At summer’s end, just before most fall terms started on American campuses, hundreds of diverse progressive and radical organizations, including the Madison chapter of the Committee to End the War in Vietnam, had assembled at the Palmer House in Chicago for the first National Conference for a New Politics. Peace movement historian Charles DeBenedetti later called it “the largest gathering of the American Left since the 1948 Progressive party convention.” It turned out to be a raucous, contentious, exhausting convention, rife with walkouts, power plays, and endless posturing to see who among the three thousand delegates could look toughest. Splits became evident then that would grow into chasms in later years and decades. The issue of Vietnam was almost lost amid resolutions condemning Zionism and disparaging the Israeli victory in the Six-Day War, actions that prompted some left-leaning Jewish intellectuals to begin the turn toward neoliberalism or neoconservatism. There was also a demand by black delegates that they get as many votes and positions of power as the vastly larger number of whites. When it came to Vietnam, the mood at the convention and among leftist antiwar activists across the country was angrier and more pessimistic; there was an emerging awareness that everything that had been tried to stop the war to that point had failed. Students in this faction, as author Thomas Powers wrote in The War at Home, were seeking to “harden themselves for an escalating struggle.” In Madison this attitude was particularly strong. As a newspaper article described some local antiwar leaders, “They have been through the acceptable protest routine (canvassing, teach-ins, incessant discussion) and emerged with their passivity gone.”

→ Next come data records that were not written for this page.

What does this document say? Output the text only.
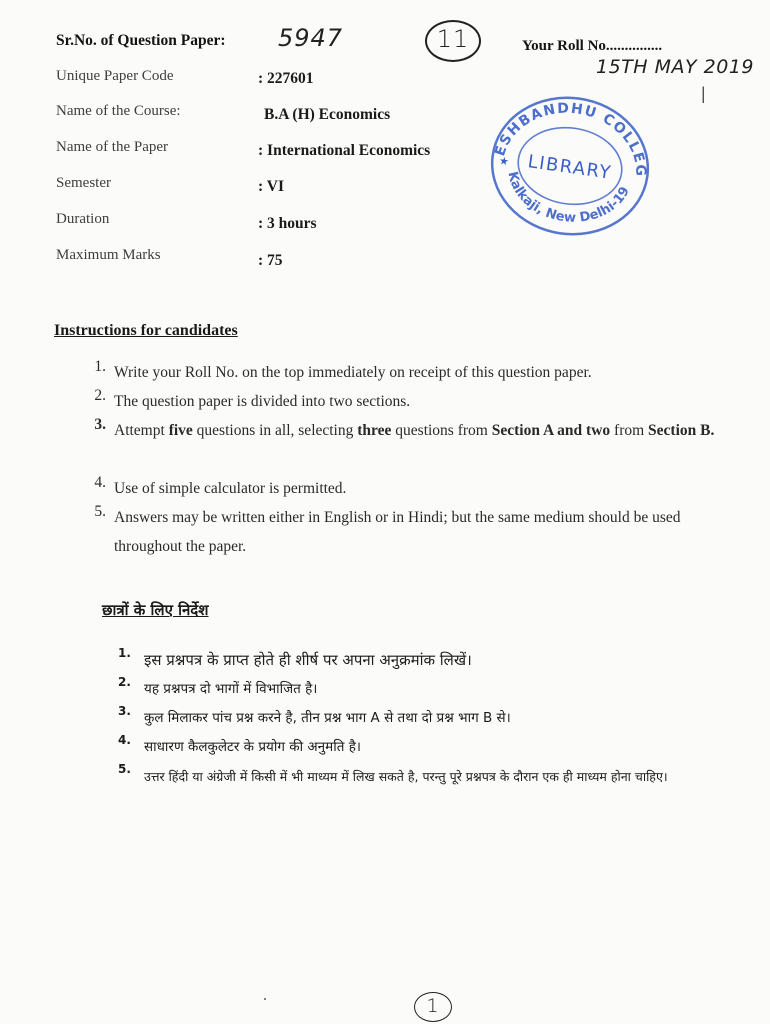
Sr.No. of Question Paper: 5947	11	Your Roll No...............
15TH MAY 2019
I
Unique Paper Code	: 227601
Name of the Course:	B.A (H) Economics
Name of the Paper	: International Economics
Semester	: VI
Duration	: 3 hours
Maximum Marks	: 75
DESHBANDHU COLLEGE
Kalkaji, New Delhi-19
LIBRARY
★
Instructions for candidates
1. Write your Roll No. on the top immediately on receipt of this question paper.
2. The question paper is divided into two sections.
3. Attempt five questions in all, selecting three questions from Section A and two from Section B.
4. Use of simple calculator is permitted.
5. Answers may be written either in English or in Hindi; but the same medium should be used throughout the paper.
छात्रों के लिए निर्देश
1. इस प्रश्नपत्र के प्राप्त होते ही शीर्ष पर अपना अनुक्रमांक लिखें।
2. यह प्रश्नपत्र दो भागों में विभाजित है।
3. कुल मिलाकर पांच प्रश्न करने है, तीन प्रश्न भाग A से तथा दो प्रश्न भाग B से।
4. साधारण कैलकुलेटर के प्रयोग की अनुमति है।
5. उत्तर हिंदी या अंग्रेजी में किसी में भी माध्यम में लिख सकते है, परन्तु पूरे प्रश्नपत्र के दौरान एक ही माध्यम होना चाहिए।
1
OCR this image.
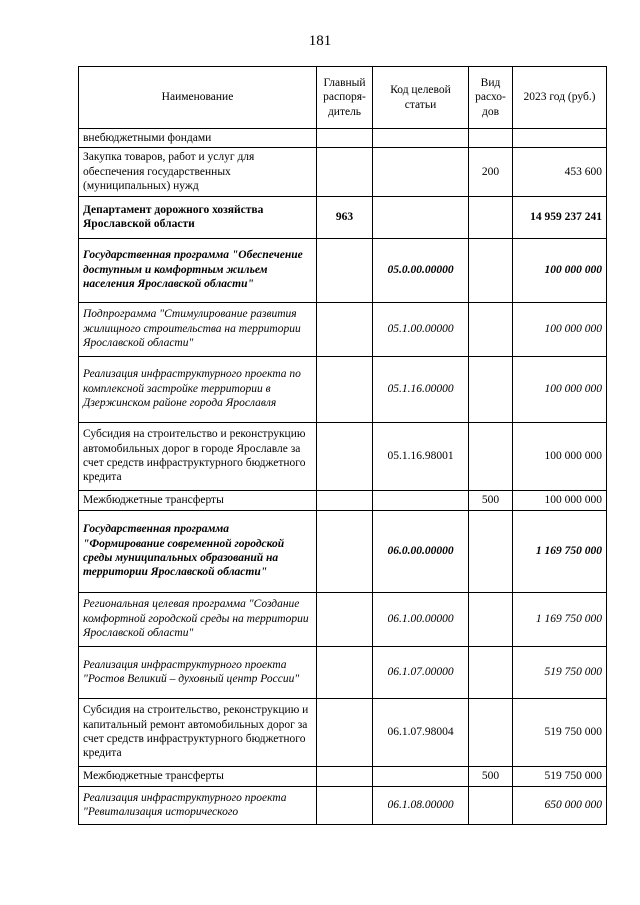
181
Наименование	Главный распоря- дитель	Код целевой статьи	Вид расхо- дов	2023 год (руб.)
внебюджетными фондами				
Закупка товаров, работ и услуг для обеспечения государственных (муниципальных) нужд			200	453 600
Департамент дорожного хозяйства Ярославской области	963			14 959 237 241
Государственная программа "Обеспечение доступным и комфортным жильем населения Ярославской области"		05.0.00.00000		100 000 000
Подпрограмма "Стимулирование развития жилищного строительства на территории Ярославской области"		05.1.00.00000		100 000 000
Реализация инфраструктурного проекта по комплексной застройке территории в Дзержинском районе города Ярославля		05.1.16.00000		100 000 000
Субсидия на строительство и реконструкцию автомобильных дорог в городе Ярославле за счет средств инфраструктурного бюджетного кредита		05.1.16.98001		100 000 000
Межбюджетные трансферты			500	100 000 000
Государственная программа "Формирование современной городской среды муниципальных образований на территории Ярославской области"		06.0.00.00000		1 169 750 000
Региональная целевая программа "Создание комфортной городской среды на территории Ярославской области"		06.1.00.00000		1 169 750 000
Реализация инфраструктурного проекта "Ростов Великий – духовный центр России"		06.1.07.00000		519 750 000
Субсидия на строительство, реконструкцию и капитальный ремонт автомобильных дорог за счет средств инфраструктурного бюджетного кредита		06.1.07.98004		519 750 000
Межбюджетные трансферты			500	519 750 000
Реализация инфраструктурного проекта "Ревитализация исторического		06.1.08.00000		650 000 000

JUST AS ARMY COMMANDER Terry de la Mesa Allen Jr. was shaped by the traditions of his father and grandfather before him, so too was antiwar activist Paul Richard Soglin. The military was not an institution to which members of his family felt special allegiance. Aaron Soglin, a grandfather, had grown up in Nosovich, a village in Russia, and sailed to America in November 1912 aboard the SS Patricia, a ship that plied the Atlantic in the early years of the twentieth century carrying thousands of Eastern European immigrants to the United States from the port of Hamburg, Germany. In immigration papers he signed after landing in New York, Aaron Soglin listed his occupation as tailor and his age as twenty-six. He also recorded that until then he had lived under the alias Yankel Katzoff. As his grandson Paul later reconstructed the story, the alias was taken so that Aaron Soglin could avoid serving in the Russian army. The czarist army did not draft only sons, so when Aaron was born as a second son, his parents registered his birth under the name of a nearby married couple, the Katzoffs, who were too old to have children. On the other side of the family, the maternal grandfather, Chaim Centora, had fled Russian-controlled Poland and sailed to America on the same Patricia seven years earlier, and had also ended up in Chicago, only to discover that his blind father, a rabbinical scholar, had been jailed in Poland on charges that he had helped his son avoid military service. Centora, whose name was Americanized to Hyman Century, was in London on his way back to Poland when he learned that his father had bribed authorities and been released.